Welche Therapie ist ideal für Patienten mit einer koronaren Herzkrankheit? Diese Frage beschäftigt Kardiologen seit Jahren. Neue Studien sehen bei stabilen Erkrankungen keinen Vorteil für Stents, während Arzneimittel oder Bypass-OPs zu Unrecht im Abseits stehen.
Volkskrankheit Arteriosklerose: Ablagerungen in den Schlagadern verringern deren Lumen immer weiter. Als Revaskularisationstherapie greifen Kardiologen oft zur perkutanen Koronarinterventionen (PCI), gegebenenfalls inklusive Stentimplantation, oder sie legen einen Bypass. Dem steht ein Arsenal pharmazeutischer Möglichkeiten zur Therapie und Prophylaxe gegenüber, etwa Nitrate, Betablocker, Calcium-Antagonisten, Thrombozytenaggregationshemmer oder Cholesterinsenker. Trotz des breiten Methodenspektrums ist in den letzten Jahren die Zahl PCI um rund 30 Prozent angestiegen, während 27 Prozent weniger Herzoperationen, etwa Bypässe, durchgeführt worden sind - wirklich eine sinnvolle Tendenz?
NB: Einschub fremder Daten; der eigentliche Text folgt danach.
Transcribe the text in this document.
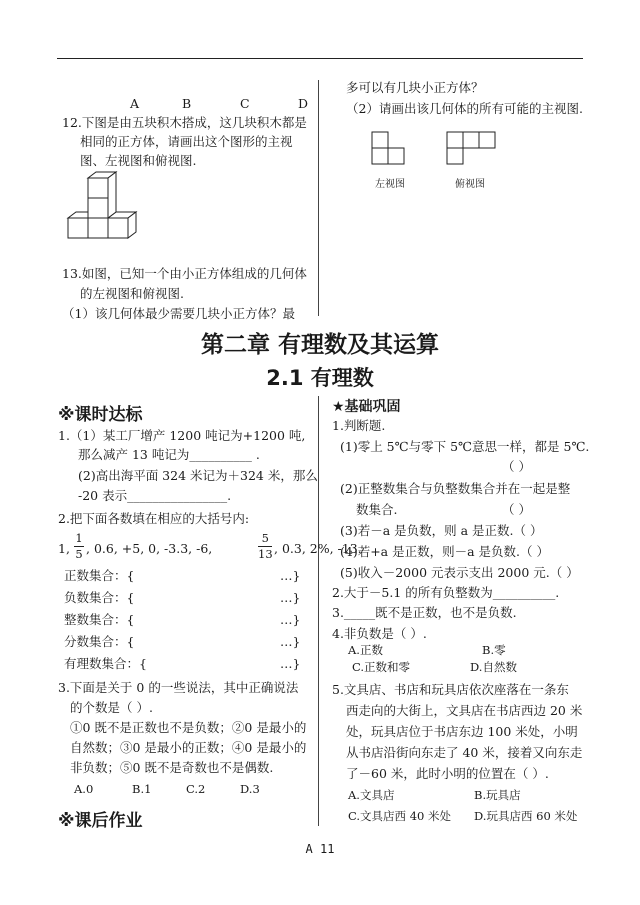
A	B	C	D
12.下图是由五块积木搭成，这几块积木都是
相同的正方体，请画出这个图形的主视
图、左视图和俯视图.
13.如图，已知一个由小正方体组成的几何体
的左视图和俯视图.
（1）该几何体最少需要几块小正方体？最
多可以有几块小正方体？
（2）请画出该几何体的所有可能的主视图.
左视图	俯视图
第二章 有理数及其运算
2.1 有理数
※课时达标
1.（1）某工厂增产 1200 吨记为+1200 吨,
那么减产 13 吨记为__________ .
(2)高出海平面 324 米记为＋324 米，那么
-20 表示________________.
2.把下面各数填在相应的大括号内:
1,
1
5 , 0.6, +5, 0, -3.3, -6,
5
13 , 0.3, 2%, -13.
正数集合：{	…}
负数集合：{	…}
整数集合：{	…}
分数集合：{	…}
有理数集合：{	…}
3.下面是关于 0 的一些说法，其中正确说法
的个数是（ ）.
①0 既不是正数也不是负数；②0 是最小的
自然数；③0 是最小的正数；④0 是最小的
非负数；⑤0 既不是奇数也不是偶数.
A.0	B.1	C.2	D.3
※课后作业
★基础巩固
1.判断题.
(1)零上 5℃与零下 5℃意思一样，都是 5℃.
（ ）
(2)正整数集合与负整数集合并在一起是整
数集合.	（ ）
(3)若－a 是负数，则 a 是正数.（ ）
(4)若+a 是正数，则－a 是负数.（ ）
(5)收入－2000 元表示支出 2000 元.（ ）
2.大于－5.1 的所有负整数为__________.
3._____既不是正数，也不是负数.
4.非负数是（ ）.
A.正数	B.零
C.正数和零	D.自然数
5.文具店、书店和玩具店依次座落在一条东
西走向的大街上，文具店在书店西边 20 米
处，玩具店位于书店东边 100 米处，小明
从书店沿街向东走了 40 米，接着又向东走
了－60 米，此时小明的位置在（ ）.
A.文具店	B.玩具店
C.文具店西 40 米处 D.玩具店西 60 米处
A 11
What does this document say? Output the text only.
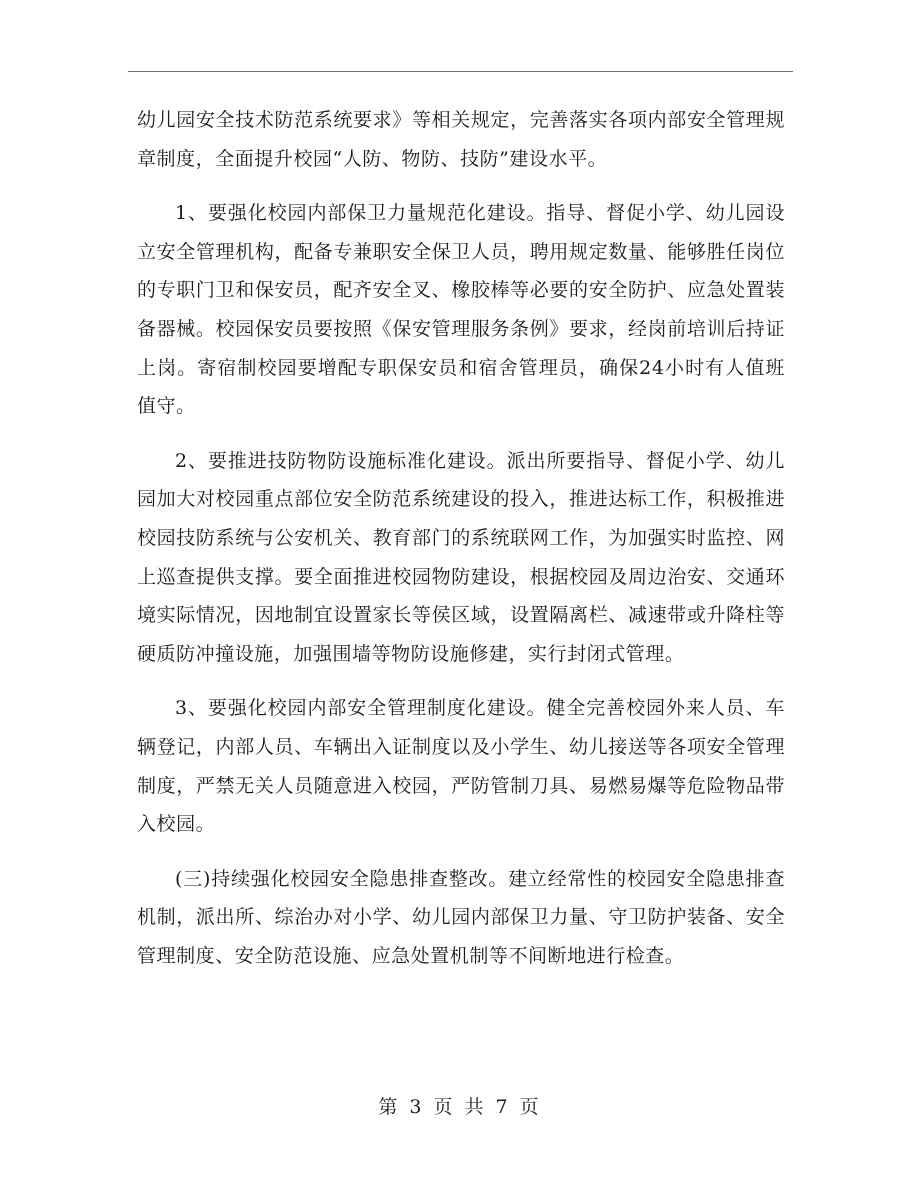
幼儿园安全技术防范系统要求》等相关规定，完善落实各项内部安全管理规章制度，全面提升校园“人防、物防、技防”建设水平。

1、要强化校园内部保卫力量规范化建设。指导、督促小学、幼儿园设立安全管理机构，配备专兼职安全保卫人员，聘用规定数量、能够胜任岗位的专职门卫和保安员，配齐安全叉、橡胶棒等必要的安全防护、应急处置装备器械。校园保安员要按照《保安管理服务条例》要求，经岗前培训后持证上岗。寄宿制校园要增配专职保安员和宿舍管理员，确保24小时有人值班值守。

2、要推进技防物防设施标准化建设。派出所要指导、督促小学、幼儿园加大对校园重点部位安全防范系统建设的投入，推进达标工作，积极推进校园技防系统与公安机关、教育部门的系统联网工作，为加强实时监控、网上巡查提供支撑。要全面推进校园物防建设，根据校园及周边治安、交通环境实际情况，因地制宜设置家长等侯区域，设置隔离栏、减速带或升降柱等硬质防冲撞设施，加强围墙等物防设施修建，实行封闭式管理。

3、要强化校园内部安全管理制度化建设。健全完善校园外来人员、车辆登记，内部人员、车辆出入证制度以及小学生、幼儿接送等各项安全管理制度，严禁无关人员随意进入校园，严防管制刀具、易燃易爆等危险物品带入校园。

(三)持续强化校园安全隐患排查整改。建立经常性的校园安全隐患排查机制，派出所、综治办对小学、幼儿园内部保卫力量、守卫防护装备、安全管理制度、安全防范设施、应急处置机制等不间断地进行检查。

第 3 页 共 7 页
Katheter oder Bypass, das ist hier die Frage
Bereits vor fünf Jahren zeigte ein Fachartikel im „New England Journal of Medicine“, dass Patienten mit koronarer Herzkrankheit (KHK) von einer PCI nicht profitieren. Dem folgten kontroverse Debatten über die Daten – Befürworter und Gegner der interventionellen Therapie verteidigten leidenschaftlich ihre Position und forderten neue Untersuchungen. Beispielsweise sollte die „FAME II“-Studie einen möglichen Nutzen herzkathetergestützter Behandlungen eingeengter oder verschlossener Herzkranzgefäße zeigen. Im Gegensatz zu älteren Arbeiten setzten Kardiologen zur Diagnose jedoch keine Angiographien ein. Vielmehr bestimmten sie die fraktionelle Flussreserve (FFR), eine Größe, die über Druckunterschiede genauere Aussagen zur Therapiebedürftigkeit von Stenosen erlaubt. Ihre Resultate: Verglichen mit der medikamentösen Therapie waren im PCI-Studienarm signifikant weniger Klinikaufenthalte zur Revaskularisierung nötig. Mittlerweile hat St. Jude Medical, ein weltweiter Dienstleister im medizinischen Sektor, deshalb sogar mitgeteilt, keine weiteren Patienten mehr in diese Untersuchung aufzunehmen. Trotzdem ist nicht alles eitel Sonnenschein: Wie Forscher im Rahmen der SYNTAX-Studie nachweisen konnten, profitieren Patienten langfristig von einer modernen Bypass-OP weitaus mehr als von einer PCI - je länger der Eingriff zurückliegt, desto deutlicher werden die Unterschiede. Bei der Implantation von Stents sieht die Sachlage wieder anders aus.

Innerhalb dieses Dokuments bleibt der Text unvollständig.